Cyberception defines an important aspect of the new human being whose emergence is further accelerated by our advances in genetic engineering and post-biological modelling. The originating of a life, biological conception, should now also be called post-biological cyberception, since the decision to initiate and process the birth of children is shifting from the so-called imperatives and constraints of “nature” to the will and desire of individuals, in consort with new technologies and regardless of their age or sexual performance.

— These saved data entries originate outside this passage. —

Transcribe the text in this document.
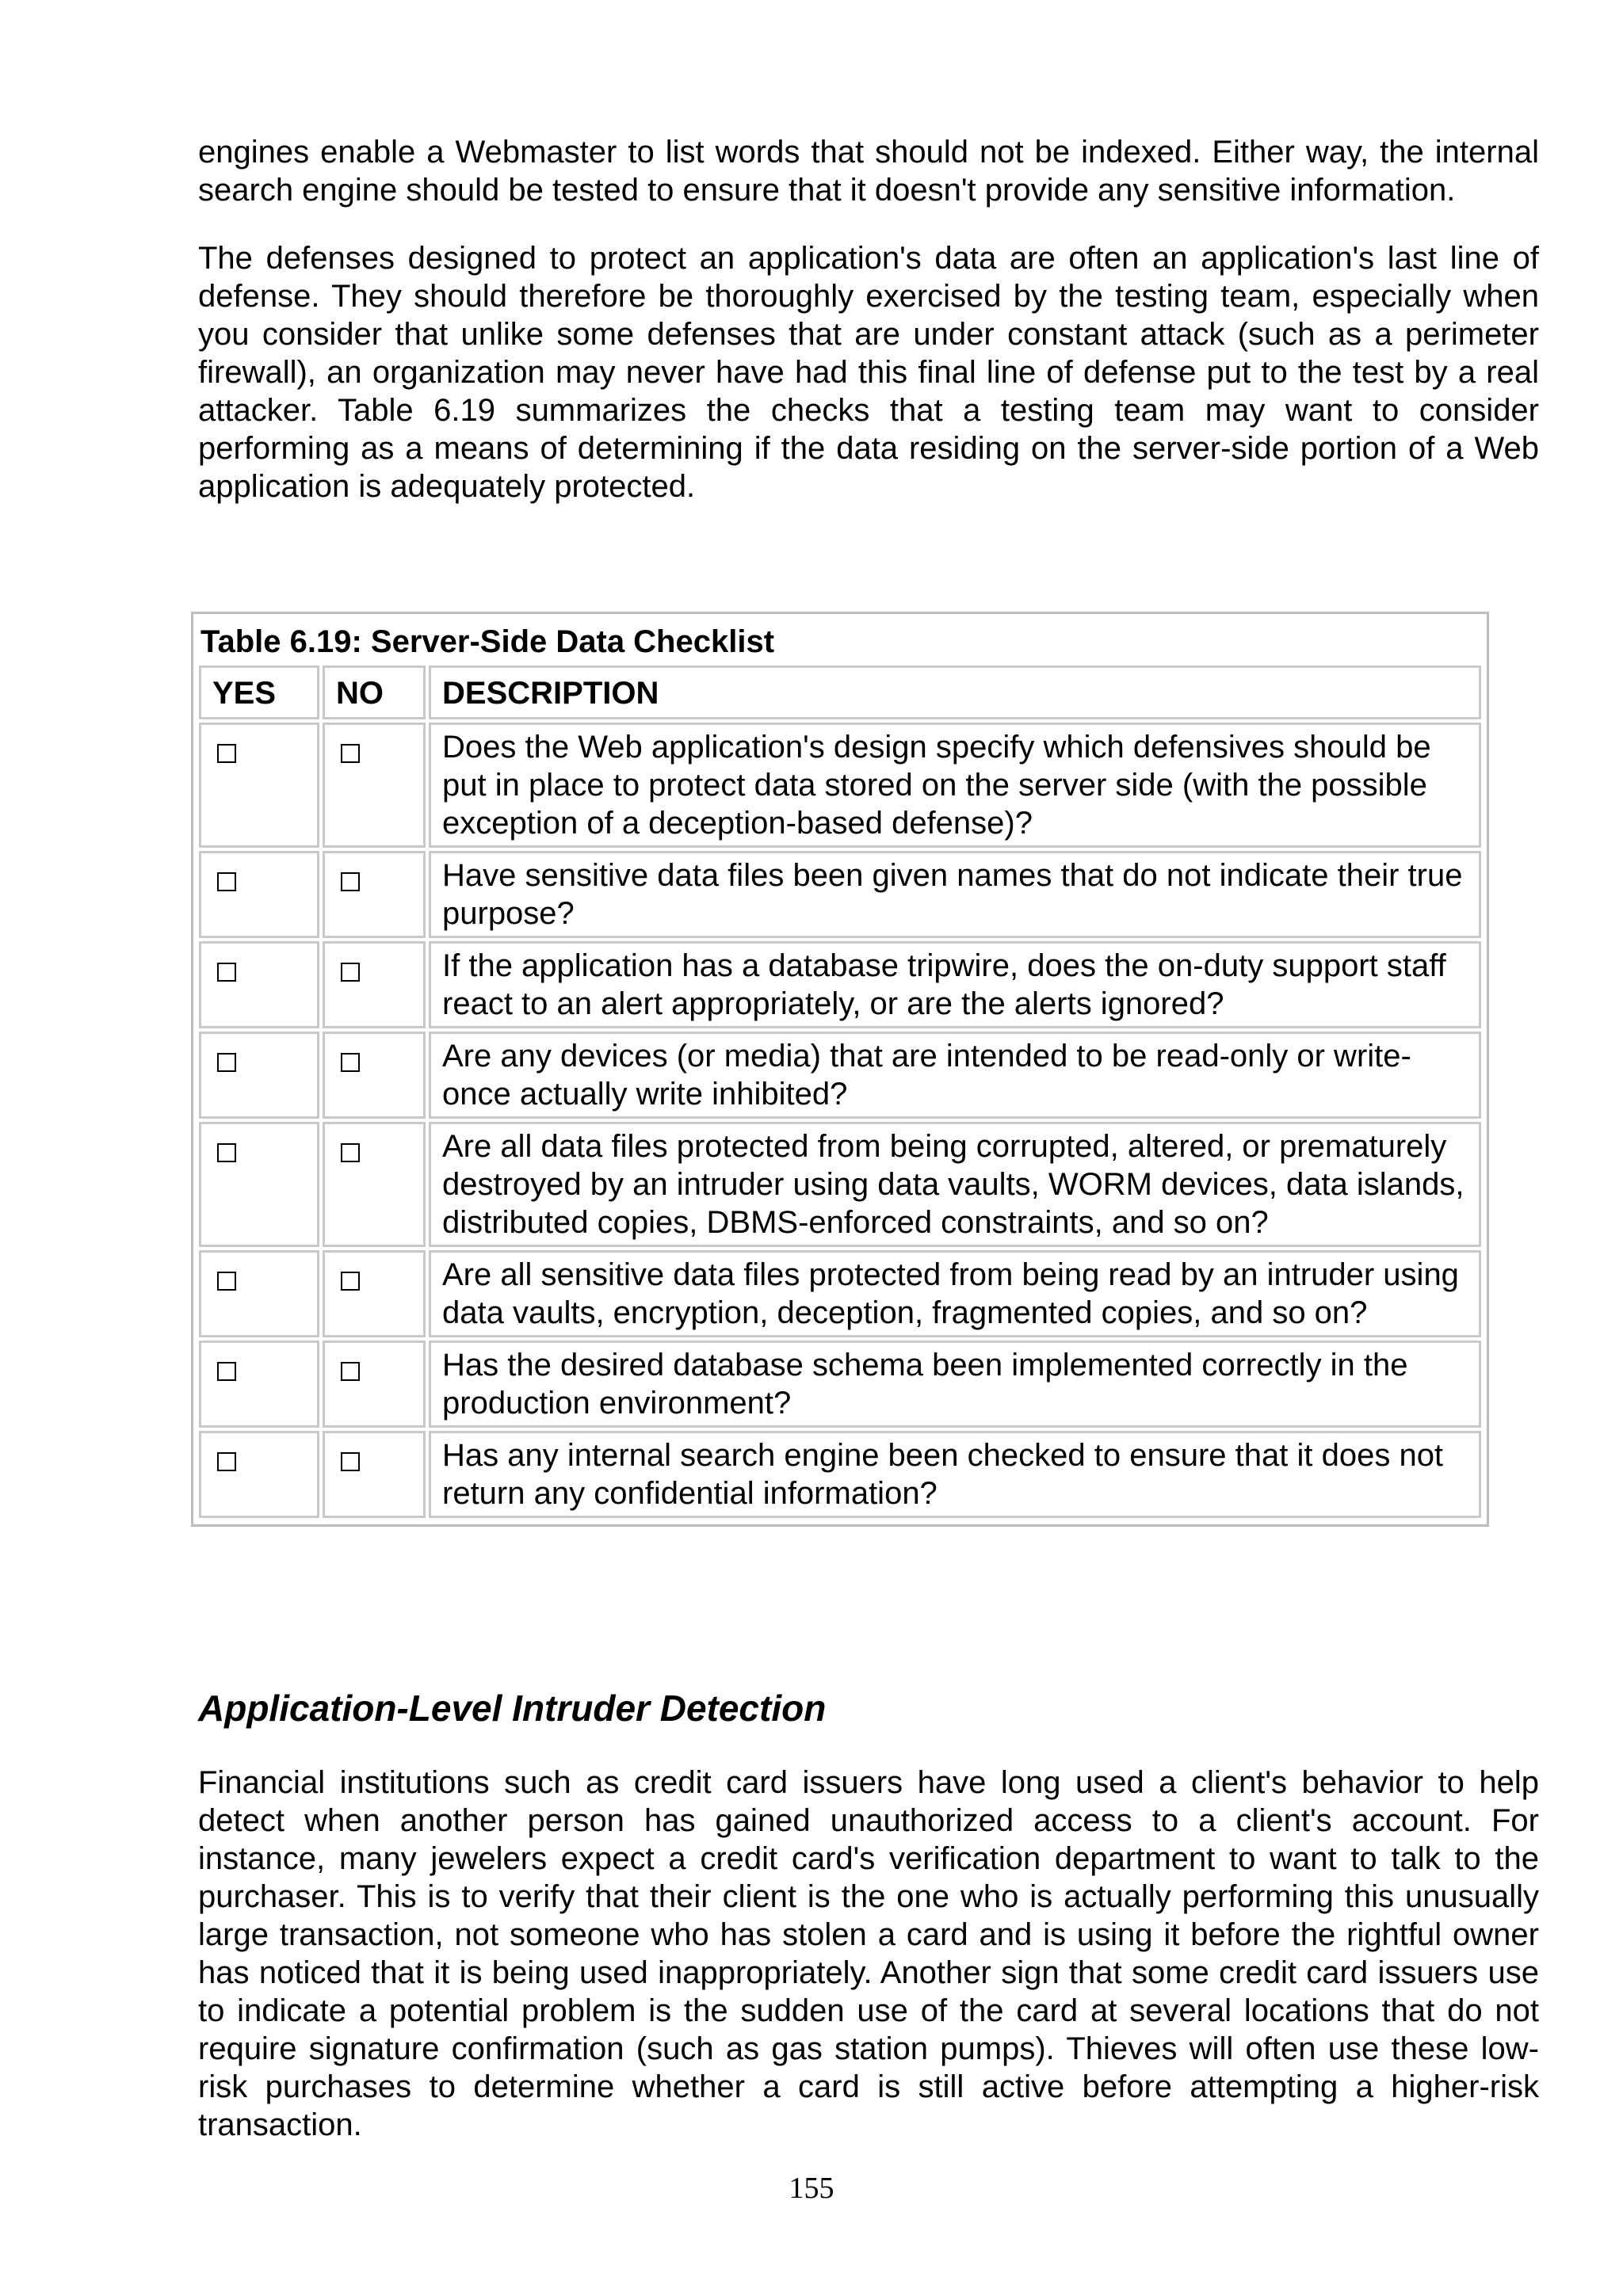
engines enable a Webmaster to list words that should not be indexed. Either way, the internal search engine should be tested to ensure that it doesn't provide any sensitive information.

The defenses designed to protect an application's data are often an application's last line of defense. They should therefore be thoroughly exercised by the testing team, especially when you consider that unlike some defenses that are under constant attack (such as a perimeter firewall), an organization may never have had this final line of defense put to the test by a real attacker. Table 6.19 summarizes the checks that a testing team may want to consider performing as a means of determining if the data residing on the server-side portion of a Web application is adequately protected.

Table 6.19: Server-Side Data Checklist
YES	NO	DESCRIPTION
		Does the Web application's design specify which defensives should be put in place to protect data stored on the server side (with the possible exception of a deception-based defense)?
		Have sensitive data files been given names that do not indicate their true purpose?
		If the application has a database tripwire, does the on-duty support staff react to an alert appropriately, or are the alerts ignored?
		Are any devices (or media) that are intended to be read-only or write-once actually write inhibited?
		Are all data files protected from being corrupted, altered, or prematurely destroyed by an intruder using data vaults, WORM devices, data islands, distributed copies, DBMS-enforced constraints, and so on?
		Are all sensitive data files protected from being read by an intruder using data vaults, encryption, deception, fragmented copies, and so on?
		Has the desired database schema been implemented correctly in the production environment?
		Has any internal search engine been checked to ensure that it does not return any confidential information?
Application-Level Intruder Detection

Financial institutions such as credit card issuers have long used a client's behavior to help detect when another person has gained unauthorized access to a client's account. For instance, many jewelers expect a credit card's verification department to want to talk to the purchaser. This is to verify that their client is the one who is actually performing this unusually large transaction, not someone who has stolen a card and is using it before the rightful owner has noticed that it is being used inappropriately. Another sign that some credit card issuers use to indicate a potential problem is the sudden use of the card at several locations that do not require signature confirmation (such as gas station pumps). Thieves will often use these low-risk purchases to determine whether a card is still active before attempting a higher-risk transaction.

155
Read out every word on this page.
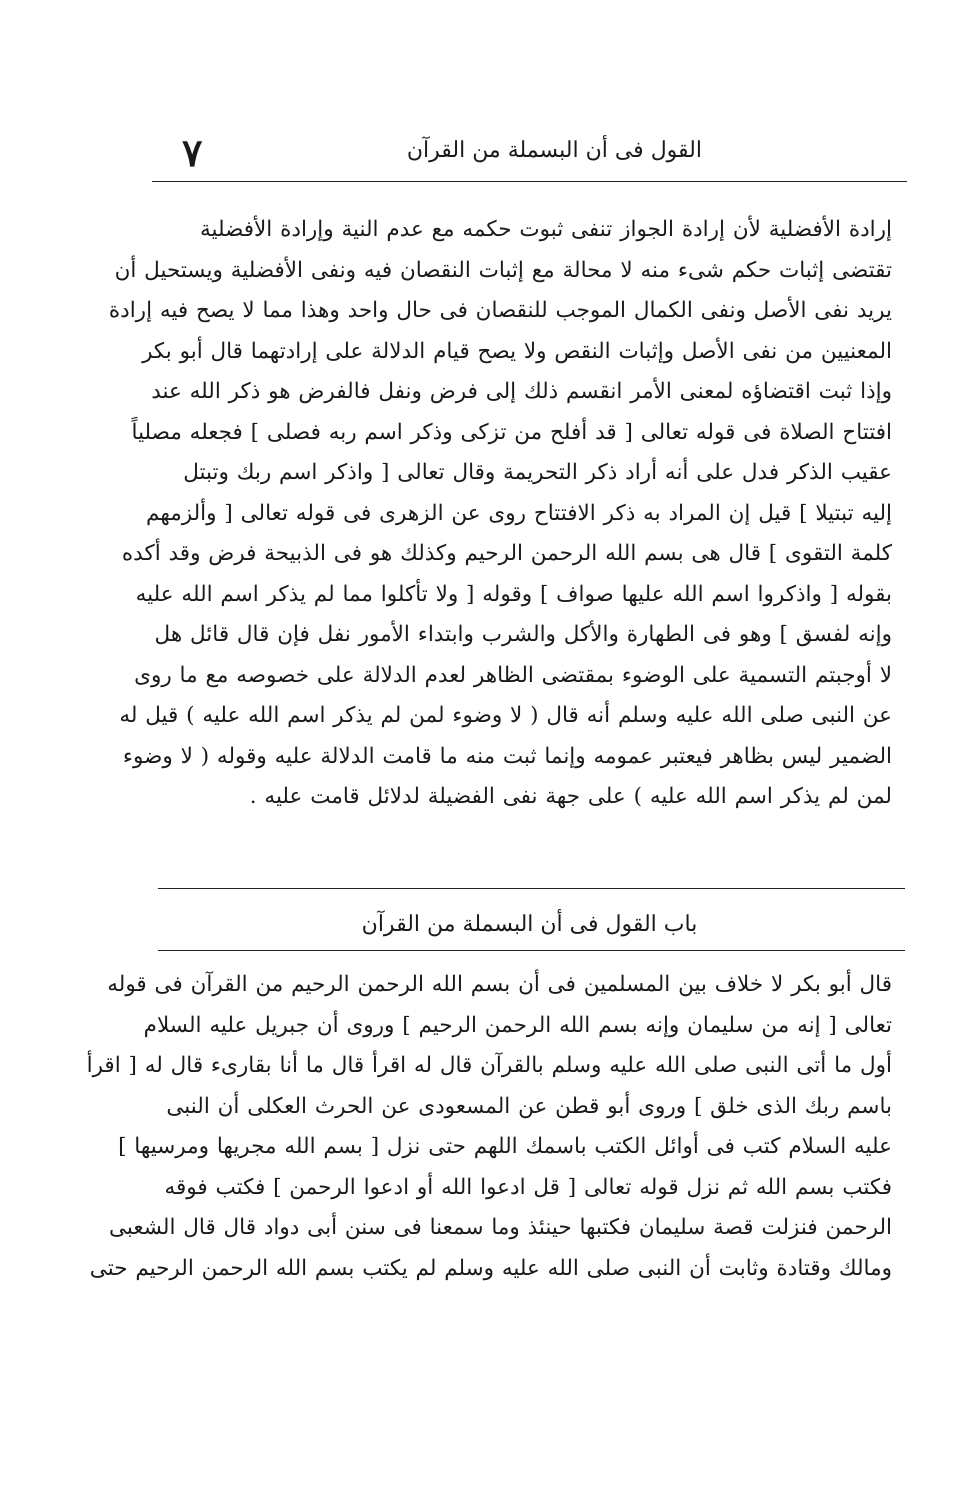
القول فى أن البسملة من القرآن
٧
إرادة الأفضلية لأن إرادة الجواز تنفى ثبوت حكمه مع عدم النية وإرادة الأفضلية
تقتضى إثبات حكم شىء منه لا محالة مع إثبات النقصان فيه ونفى الأفضلية ويستحيل أن
يريد نفى الأصل ونفى الكمال الموجب للنقصان فى حال واحد وهذا مما لا يصح فيه إرادة
المعنيين من نفى الأصل وإثبات النقص ولا يصح قيام الدلالة على إرادتهما قال أبو بكر
وإذا ثبت اقتضاؤه لمعنى الأمر انقسم ذلك إلى فرض ونفل فالفرض هو ذكر الله عند
افتتاح الصلاة فى قوله تعالى [ قد أفلح من تزكى وذكر اسم ربه فصلى ] فجعله مصلياً
عقيب الذكر فدل على أنه أراد ذكر التحريمة وقال تعالى [ واذكر اسم ربك وتبتل
إليه تبتيلا ] قيل إن المراد به ذكر الافتتاح روى عن الزهرى فى قوله تعالى [ وألزمهم
كلمة التقوى ] قال هى بسم الله الرحمن الرحيم وكذلك هو فى الذبيحة فرض وقد أكده
بقوله [ واذكروا اسم الله عليها صواف ] وقوله [ ولا تأكلوا مما لم يذكر اسم الله عليه
وإنه لفسق ] وهو فى الطهارة والأكل والشرب وابتداء الأمور نفل فإن قال قائل هل
لا أوجبتم التسمية على الوضوء بمقتضى الظاهر لعدم الدلالة على خصوصه مع ما روى
عن النبى صلى الله عليه وسلم أنه قال ( لا وضوء لمن لم يذكر اسم الله عليه ) قيل له
الضمير ليس بظاهر فيعتبر عمومه وإنما ثبت منه ما قامت الدلالة عليه وقوله ( لا وضوء
لمن لم يذكر اسم الله عليه ) على جهة نفى الفضيلة لدلائل قامت عليه .
باب القول فى أن البسملة من القرآن
قال أبو بكر لا خلاف بين المسلمين فى أن بسم الله الرحمن الرحيم من القرآن فى قوله
تعالى [ إنه من سليمان وإنه بسم الله الرحمن الرحيم ] وروى أن جبريل عليه السلام
أول ما أتى النبى صلى الله عليه وسلم بالقرآن قال له اقرأ قال ما أنا بقارىء قال له [ اقرأ
باسم ربك الذى خلق ] وروى أبو قطن عن المسعودى عن الحرث العكلى أن النبى
عليه السلام كتب فى أوائل الكتب باسمك اللهم حتى نزل [ بسم الله مجريها ومرسيها ]
فكتب بسم الله ثم نزل قوله تعالى [ قل ادعوا الله أو ادعوا الرحمن ] فكتب فوقه
الرحمن فنزلت قصة سليمان فكتبها حينئذ وما سمعنا فى سنن أبى دواد قال قال الشعبى
ومالك وقتادة وثابت أن النبى صلى الله عليه وسلم لم يكتب بسم الله الرحمن الرحيم حتى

We are at the dawn, not just of a new body, but of a new consciousness, which in turn will demand a wholly new environment, massive urban transformation, a reconsideration of every aspect of the zones of living. Cyberception impels us to a redefinition of how we live together and where we live together. In this process, we must start to re-evaluate the material matrix and cultural instrument of society that we have for so long taken for granted: the city.